Brockman, an early investment guru for Smith and lead investor for Vista’s massive tech takeover fund, was charged with more than $2 billion in 2020 in alleged fraud — the largest tax evasion case in U.S. history.
The 59-year-old Smith — who is also the chairman of Carnegie Hall and who is best known for spending $34 million to pay off student debt for the entire graduating class at Morehouse College for 2019 — brokered the immunity deal with the feds in 2020. At the time, he also agreed to repay All taxes and penalties are part of the deal.

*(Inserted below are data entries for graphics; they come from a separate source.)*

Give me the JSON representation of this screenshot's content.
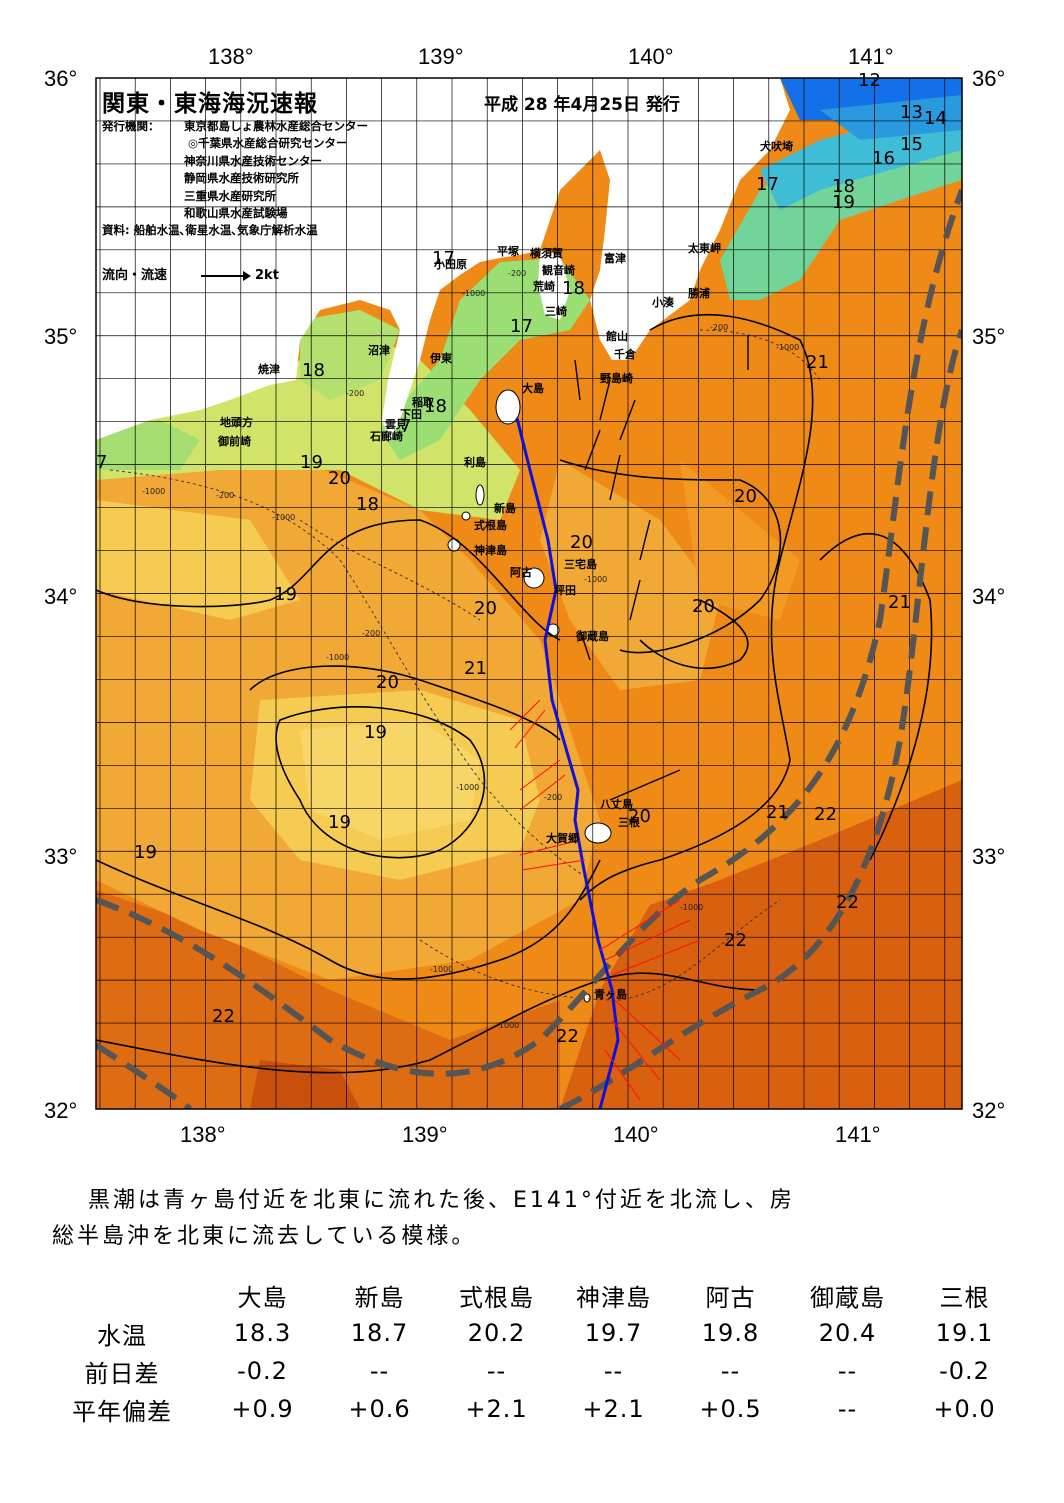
{
  "map": {
    "title": "関東・東海海況速報",
    "issued": "平成 28 年4月25日 発行",
    "agencies_label": "発行機関：",
    "agencies": [
      "東京都島しょ農林水産総合センター",
      "◎千葉県水産総合研究センター",
      "神奈川県水産技術センター",
      "静岡県水産技術研究所",
      "三重県水産研究所",
      "和歌山県水産試験場"
    ],
    "sources": "資料: 船舶水温､衛星水温､気象庁解析水温",
    "flow_legend_label": "流向・流速",
    "flow_legend_scale": "2kt",
    "lon_labels": [
      "138°",
      "139°",
      "140°",
      "141°"
    ],
    "lat_labels": [
      "36°",
      "35°",
      "34°",
      "33°",
      "32°"
    ],
    "place_names": [
      "犬吠埼",
      "太東岬",
      "勝浦",
      "小湊",
      "富津",
      "館山",
      "千倉",
      "野島崎",
      "横須賀",
      "観音崎",
      "荒崎",
      "三崎",
      "平塚",
      "小田原",
      "沼津",
      "伊東",
      "稲取",
      "下田",
      "雲見",
      "石廊崎",
      "焼津",
      "地頭方",
      "御前崎",
      "大島",
      "利島",
      "新島",
      "式根島",
      "神津島",
      "三宅島",
      "阿古",
      "坪田",
      "御蔵島",
      "八丈島",
      "三根",
      "大賀郷",
      "青ヶ島"
    ],
    "sst_labels": [
      "12",
      "13",
      "14",
      "15",
      "16",
      "17",
      "18",
      "19",
      "17",
      "18",
      "17",
      "18",
      "18",
      "19",
      "20",
      "18",
      "19",
      "20",
      "20",
      "20",
      "21",
      "20",
      "21",
      "19",
      "21",
      "20",
      "19",
      "19",
      "20",
      "20",
      "21",
      "22",
      "22",
      "22",
      "22",
      "20",
      "7",
      "7"
    ],
    "depth_labels": [
      "-200",
      "-1000"
    ]
  },
  "summary": {
    "line1": "黒潮は青ヶ島付近を北東に流れた後、E141°付近を北流し、房",
    "line2": "総半島沖を北東に流去している模様。"
  },
  "table": {
    "stations": [
      "大島",
      "新島",
      "式根島",
      "神津島",
      "阿古",
      "御蔵島",
      "三根"
    ],
    "rows": [
      {
        "label": "水温",
        "values": [
          "18.3",
          "18.7",
          "20.2",
          "19.7",
          "19.8",
          "20.4",
          "19.1"
        ]
      },
      {
        "label": "前日差",
        "values": [
          "-0.2",
          "--",
          "--",
          "--",
          "--",
          "--",
          "-0.2"
        ]
      },
      {
        "label": "平年偏差",
        "values": [
          "+0.9",
          "+0.6",
          "+2.1",
          "+2.1",
          "+0.5",
          "--",
          "+0.0"
        ]
      }
    ]
  },
  "colors": {
    "warm_22": "#d9600f",
    "sst_21": "#ef8a16",
    "sst_20": "#f2a834",
    "sst_19": "#f6cb52",
    "sst_18": "#d2e36a",
    "sst_17": "#9ade74",
    "sst_16": "#73d49a",
    "sst_14": "#3fbcd6",
    "sst_12": "#1470e8",
    "land": "#ffffff",
    "kuroshio_axis": "#555555",
    "ship_track": "#1010dd",
    "current_vectors": "#ff1010"
  }
}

But those terms only apply to crimes Smith has admitted to committing under the deal, sources told The Post.
In the new wave of legal filings made on July 11 in the southern region of the US state of Texas, it is unclear exactly what Smith wants to keep from the public eye, and legal experts warn that it could be as simple as keeping Vista’s finances private, or private to him. However, experts also note that such requests are not made daily in federal tax cases.
“It’s very unusual…I certainly haven’t seen anything like this during my time working on these cases,” Victor Song, who served as the head of criminal investigations at the IRS and now runs the forensic accounting firm Integratas 3, told The Post.
Smith’s representatives declined to comment.
In addition to the case against Brockman in which Smith agreed to testify, there are two active lawsuits that are potential sources of sensitive information about Smith. Initially, Smith was resisting the government, but this issue has not yet moved.
The second — the IRS suit against Carlos Kipke, a Houston-based attorney who prosecutors say worked closely with both Smith and Brockman on tax evasion — could reveal new contacts between Smith and his then-lawyer Kipke about tax evasion. As recently as 2015, Smith paid Kepke $1 million in tax assistance, according to a lawsuit reviewed by The Post.
In March, the Wall Street Journal reported an IRS court filing revealing that Smith’s role in Brockman’s alleged fraud was greater than previously known — specifically, that he helped Brockman transfer $635 million from the United States to offshore accounts. Both Smith transferred the money to one of his offshore accounts, on behalf of Brockman, and signed the deal.
At the time, Smith’s attorney said he relied on the claims of the other parties involved as well as the law firm’s opinion that the transaction was not taxable, and noted that the government did not claim that he had engaged in wrongdoing in connection with the business process.
Earlier this month, Bloomberg reported in court documents that Smith set up the Belize Trust using a false affidavit allegedly signed by his first wife’s uncle, Susan McFayden Smith — details that emerged as part of the lawsuit against Kipke.
Meanwhile, Smith’s personal attorney, Emily Hughes, not only asked to sit in court proceedings against Brockman, but the two attorneys who had struck an objection deal with the government on Smith’s behalf also requested that the proceedings be monitored.
“He wants his team on the ground if he doesn’t hit the fan,” someone close to the situation told On The Money.
In recent months, Smith has reportedly struggled to raise money for a new technology fund in Vista — with some insiders suggesting that pension funds have rules preventing investing with individuals who have been involved in tax fraud.
As The Post previously reported, the Oregon Public Employees Retirement System, which invested $500 million with Smith in 2019, is now investing just $250 million in Vista’s new flagship fund, the files show.